There’s a scene in Singles — Cameron Crowe’s 1992 under-appreciated grunge-era comedy masterpiece (and one of my favorite movies ever) — in which Steve (Campbell Scott) and Linda (Kyra Sedgwick) are awaiting the results of a home pregnancy test. If it’s blue, they’re expecting. If it’s clear, they’re not.
After ten minutes, they examine the vial and have a debate over it.
“That’s bluish, right?” Steve asks.
“It’s fairly blue,” Linda agrees.
Still not 100% sure, they decide to put it against something blue. And then, against something white. The scene is great because there’s nothing bluISH about that vial. It’s a deep, dark, undeniable blue. She’s preggers alright, but they are in too much shock to admit it.

Hey, speaking of home test kits, you know what else was undeniably positive this morning? My COVID test.
What. The. Eff.
I’d managed to go two and a half years without getting the dreaded coronavirus. Even spent a week in quarantine with my positive wife and never experienced so much as a sniffle. Just this week, the daily Madison newspaper switched their COVID reporting from daily to weekly because cases have dropped so dramatically.
Man. Talk about late to the party, huh?
And yet, not a total shock. Sunday morning, when we picked my parents up from their hotel, my dad informed us he had come down with a cold and slept like shit the night before. When he said he had a sore throat, we suggested he take a COVID test, but that never happened.
The day they left, I worked from home, and noticed I was coughing and sneezing a bit. Nothing real bad, so I went into the office the next day. My symptoms worsened, so I avoided everybody else and worked from home again on Thursday. I’d chalked it up to a rare bad cold, but when I woke up this morning and felt like I’d swallowed a mouthful of hot coals, I broke out a home test.
Figuring out how to take that thing was like deciphering hieroglyphics. Insert swab into nostril. Rub in circular motion. Repeat with other nostril. Break seal. Swirl in solution for 30 seconds. Rotate five times while squeezing. Put your right hand in, put your right hand out, put your right hand in, then you shake it all about.
So, that’s what a COVID test is all about…
I did all this right before stepping into the shower. The instructions said the results would take 15 minutes, but that positive line lit up like a Christmas tree within seconds. Nothing bluISH about those results either.
Metaphorically speaking. It’s actually a red line.

Well, shit.
Earlier in the week, when I told Tara how miserable I was feeling, she replied rather condescendingly, “Sounds like somebody’s suffering from a man cold.”
I wasn’t offended. This is how we interact. And truth be told, I get sick so rarely, when I do end up with a cold, fine: I tend to whine about it. Still, it gave me a bit of perverse pleasure informing her this morning that she was wrong.

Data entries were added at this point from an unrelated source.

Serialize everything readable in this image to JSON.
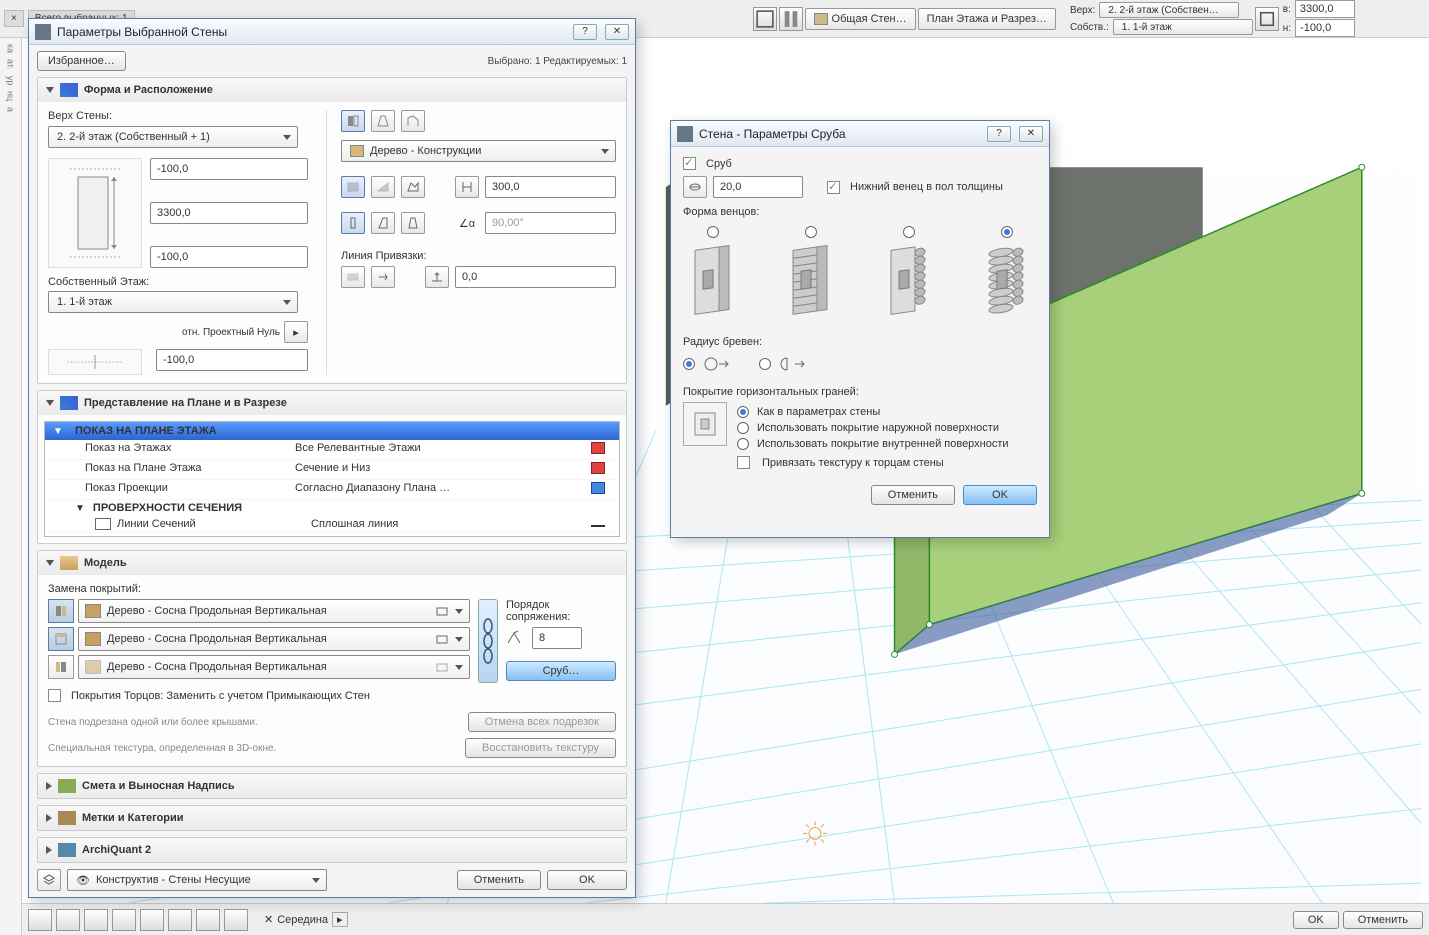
{
  "top": {
    "tab_close": "×",
    "sel_total": "Всего выбранных: 1",
    "btn_wall": "Общая Стен…",
    "btn_plan": "План Этажа и Разрез…",
    "lbl_top": "Верх:",
    "val_top": "2. 2-й этаж (Собствен…",
    "lbl_own": "Собств.:",
    "val_own": "1. 1-й этаж",
    "lbl_w": "в:",
    "val_w": "3300,0",
    "lbl_h": "н:",
    "val_h": "-100,0"
  },
  "d1": {
    "title": "Параметры Выбранной Стены",
    "favorites": "Избранное…",
    "selected_info": "Выбрано: 1 Редактируемых: 1",
    "sec_form": "Форма и Расположение",
    "top_wall_lbl": "Верх Стены:",
    "top_wall_val": "2. 2-й этаж (Собственный + 1)",
    "offset_top": "-100,0",
    "height": "3300,0",
    "offset_bot": "-100,0",
    "own_floor_lbl": "Собственный Этаж:",
    "own_floor_val": "1. 1-й этаж",
    "rel_zero": "отн. Проектный Нуль",
    "proj_zero_val": "-100,0",
    "material_val": "Дерево - Конструкции",
    "thickness": "300,0",
    "angle": "90,00°",
    "refline_lbl": "Линия Привязки:",
    "refline_val": "0,0",
    "sec_plan": "Представление на Плане и в Разрезе",
    "tree_hdr": "ПОКАЗ НА ПЛАНЕ ЭТАЖА",
    "tree": [
      {
        "k": "Показ на Этажах",
        "v": "Все Релевантные Этажи"
      },
      {
        "k": "Показ на Плане Этажа",
        "v": "Сечение и Низ"
      },
      {
        "k": "Показ Проекции",
        "v": "Согласно Диапазону Плана …"
      }
    ],
    "tree_sub": "ПРОВЕРХНОСТИ СЕЧЕНИЯ",
    "tree_sub_row": {
      "k": "Линии Сечений",
      "v": "Сплошная линия"
    },
    "sec_model": "Модель",
    "override_lbl": "Замена покрытий:",
    "surf1": "Дерево - Сосна Продольная Вертикальная",
    "surf2": "Дерево - Сосна Продольная Вертикальная",
    "surf3": "Дерево - Сосна Продольная Вертикальная",
    "junction_lbl": "Порядок сопряжения:",
    "junction_val": "8",
    "log_btn": "Сруб…",
    "end_surf_chk": "Покрытия Торцов: Заменить с учетом Примыкающих Стен",
    "note1": "Стена подрезана одной или более крышами.",
    "note2": "Специальная текстура, определенная в 3D-окне.",
    "undo_trim": "Отмена всех подрезок",
    "restore_tex": "Восстановить текстуру",
    "sec_list": "Смета и Выносная Надпись",
    "sec_tags": "Метки и Категории",
    "sec_aq": "ArchiQuant 2",
    "layer_val": "Конструктив - Стены Несущие",
    "cancel": "Отменить",
    "ok": "OK"
  },
  "d2": {
    "title": "Стена - Параметры Сруба",
    "chk_log": "Сруб",
    "diam": "20,0",
    "chk_half": "Нижний венец в пол толщины",
    "shape_lbl": "Форма венцов:",
    "radius_lbl": "Радиус бревен:",
    "cover_lbl": "Покрытие горизонтальных граней:",
    "cov1": "Как в параметрах стены",
    "cov2": "Использовать покрытие наружной поверхности",
    "cov3": "Использовать покрытие внутренней поверхности",
    "chk_tex": "Привязать текстуру к торцам стены",
    "cancel": "Отменить",
    "ok": "OK"
  },
  "bottom": {
    "mid": "Середина",
    "ok": "OK",
    "cancel": "Отменить"
  }
}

“Man cold, my ass!” I told her after I’d finished my shower. “I’m COVID-positive, bee-yotch!”
Has anybody ever so gleefully shared bad news? Probably not.
Then, I had to let my folks know. It was still super early on the west coast when I texted my mom, so I just asked her to call me ASAP. Don’t worry, nobody’s dead, I added, because when you wake up to a text like that, naturally your mind will go to dark places.

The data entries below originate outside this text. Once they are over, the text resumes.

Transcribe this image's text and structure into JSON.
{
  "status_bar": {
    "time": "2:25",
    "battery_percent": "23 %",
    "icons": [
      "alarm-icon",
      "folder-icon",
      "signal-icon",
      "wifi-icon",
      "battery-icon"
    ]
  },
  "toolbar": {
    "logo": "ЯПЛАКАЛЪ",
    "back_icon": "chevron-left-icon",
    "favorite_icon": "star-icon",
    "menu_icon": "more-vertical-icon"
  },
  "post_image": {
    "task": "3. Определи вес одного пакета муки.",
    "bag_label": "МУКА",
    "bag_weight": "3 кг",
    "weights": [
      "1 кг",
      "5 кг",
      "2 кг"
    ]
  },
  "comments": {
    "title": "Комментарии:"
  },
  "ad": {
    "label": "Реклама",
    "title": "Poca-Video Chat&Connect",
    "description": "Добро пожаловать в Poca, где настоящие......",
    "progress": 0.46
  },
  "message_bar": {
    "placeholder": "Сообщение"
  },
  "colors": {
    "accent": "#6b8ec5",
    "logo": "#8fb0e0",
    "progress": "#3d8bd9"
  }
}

When my mom called a couple of hours later, she was still anxious. She knew that nobody had died, but assumed instead we were in the hospital, badly injured.
Guess that plan backfired.
“Hey, how are you guys feeling?” I asked.
“Well, I caught your dad’s cold the day after we got home,” she replied.
“Mmm-hmm. I see. Do you have a cough? Runny nose? Splitting headache?”
“Yes, yes, and yes.”
“I think you’d better take a COVID test.”
Tara, for the record, is perfectly fine. There isn’t exactly a lot of space to self-isolate in our apartment, so she’s been exposed for days. We figure maybe her bout with COVID earlier this year boosted her immunity. Plus, she had a cold a couple of weeks ago herself (though she did test negative then). Her immune system’s doing a spirited job of keeping her healthy, knock on wood.
I’m going to live. All things considered, I don’t feel too terribly bad. As annoying as these symptoms are, they’re more an inconvenience than anything else. I can still smell and taste and don’t feel especially sluggish. I can (and am) working from home, so all I can do is power through with rest, hydration, and medication. Hopefully by Monday, I’ll be back to normal. If a boring-ass weekend is the biggest fallout from this whole thing, I can’t complain too much.
Although, I gotta say, between the elbow/arm sprain from moving, the twisted ankle, and now COVID, I’m feeling like I can’t catch much of a break these days.
Tara would accuse me of making a “man complaint” anyway, so my lips are sealed.